Mechanical Calculator - The 17th Century - Calculating Clocks: Unsuccessful Mechanical Calculators

Calculating Clocks: Unsuccessful Mechanical Calculators

Both Pascal and Leibniz tried to design some kind of calculating clock before inventing their machines.

...I devised a third which works by springs and which has a very simple design. This is the one, as I have already stated, that I used many times, hidden in the plain sight of an infinity of persons and which is still in operating order. Nevertheless, while always improving on it, I found reasons to change its design... —Pascal, Advertisement Necessary to those who have curiosity to see the Arithmetic Machine, and to operate it, (1645) When, several years ago, I saw for the first time an instrument which, when carried, automatically records the numbers of steps by a pedestrian, it occurred to me at once that the entire arithmetic could be subjected to a similar kind of machinery so that not only counting but also addition and subtraction, multiplication and division could be accomplished by a suitably arranged machine easily, promptly, and with sure results —Leibniz, on his calculating machine, (1685)

The principle of a calculating clock (input wheels and display wheels added to a clock like mechanism) for a direct entry calculating machine couldn't be implemented with the technological levels of the 17th century because their heavier and more numerous gears could be damaged when a carry had to be moved several places along the accumulator. The only 17th century calculating clocks that have survived to this day do not have a machine wide carry mechanism and therefore cannot be called mechanical calculators. The first true calculating clock was built by the Italian Giovanni Poleni in the 18th century and was a two-motion calculating clock (the numbers are inscribed first and then they are processed).
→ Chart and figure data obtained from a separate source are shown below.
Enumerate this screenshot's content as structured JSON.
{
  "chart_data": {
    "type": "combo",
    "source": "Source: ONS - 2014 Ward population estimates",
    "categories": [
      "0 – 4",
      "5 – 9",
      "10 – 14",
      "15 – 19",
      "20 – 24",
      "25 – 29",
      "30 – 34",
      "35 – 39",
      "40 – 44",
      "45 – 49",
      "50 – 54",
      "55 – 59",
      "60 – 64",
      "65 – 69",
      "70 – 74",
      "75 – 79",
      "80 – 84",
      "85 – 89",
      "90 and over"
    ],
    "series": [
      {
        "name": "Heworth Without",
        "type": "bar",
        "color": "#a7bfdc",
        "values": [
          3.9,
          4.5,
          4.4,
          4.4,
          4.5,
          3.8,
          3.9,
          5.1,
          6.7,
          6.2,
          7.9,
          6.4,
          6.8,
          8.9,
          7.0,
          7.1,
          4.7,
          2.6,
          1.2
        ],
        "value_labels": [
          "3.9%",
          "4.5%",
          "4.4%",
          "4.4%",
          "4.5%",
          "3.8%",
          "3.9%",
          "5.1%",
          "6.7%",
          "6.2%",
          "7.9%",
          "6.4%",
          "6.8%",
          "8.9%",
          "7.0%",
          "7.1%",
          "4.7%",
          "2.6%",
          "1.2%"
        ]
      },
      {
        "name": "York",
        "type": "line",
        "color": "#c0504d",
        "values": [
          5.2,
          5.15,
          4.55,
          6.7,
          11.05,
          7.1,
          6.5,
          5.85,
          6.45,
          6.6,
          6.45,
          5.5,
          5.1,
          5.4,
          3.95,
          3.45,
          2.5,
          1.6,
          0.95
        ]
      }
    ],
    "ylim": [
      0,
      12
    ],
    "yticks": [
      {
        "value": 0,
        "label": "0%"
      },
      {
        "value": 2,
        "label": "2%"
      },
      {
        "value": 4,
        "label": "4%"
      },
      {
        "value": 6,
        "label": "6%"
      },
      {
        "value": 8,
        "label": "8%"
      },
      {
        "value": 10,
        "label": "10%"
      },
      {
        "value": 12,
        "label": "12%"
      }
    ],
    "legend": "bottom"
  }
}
  • In 1623, Wilhelm Schickard, a German professor of Hebrew and Astronomy, designed a calculating clock which he drew on two letters that he wrote to Johannes Kepler. The first machine to be built by a professional was destroyed during its construction and Schickard abandoned his project in 1624. These drawings had appeared in various publications over the centuries, starting in 1718 with a book of Kepler's letters by Michael Hansch, but in 1957 it was presented for the first time as a long lost mechanical calculator by Dr. Franz Hammer. The building of the first replica in the 1960s showed that Schickard's machine had an unfinished design and therefore wheels and springs were added to make it work. The use of these replicas showed that the single tooth wheel, when used within a calculating clock, was an inadequate carry mechanism. (see Pascal versus Schickard).
  • Around 1643, a French clockmaker from Rouen, after hearing of Pascal's work, built a calculating clock of his own design. Pascal fired all his employees and stopped developing his calculator as soon as he heard of the news. It is only after being assured that his invention would be protected by a royal privilege that he restarted his activity. A careful examination of this calculating clock showed that it didn't work properly and Pascal called it an avorton (aborted fetus).
  • In 1659, the Italian Tito Livio Burattini built a machine with nine independent wheels, each one of these wheels was paired with a smaller carry wheel. At the end of an operation the user had to either manually add each carry to the next digit or mentally add these numbers to create the final result.
  • In 1666, Samuel Morland invented a machine designed to add sums of money, but it was not a true adding machine since the carry was added to a small carry wheel situated above each digit and not directly to the next digit. It was very similar to Burattini's machine. Morland created also a multiplying machines with interchangeable disks based on Napier's bones.
  • In 1673, the French clockmaker René Grillet described in Curiositez mathématiques de l'invention du Sr Grillet, horlogeur à Paris a calculating machine that would be more compact than Pascal's calculator and reversible for subtraction. The only two Grillet machines known have no carry mechanism, displaying three lines of nine independent dials they also have nine rotating napier's rod for multiplication and division. Contrary to Grillet's claim, it was not a mechanical calculator after all.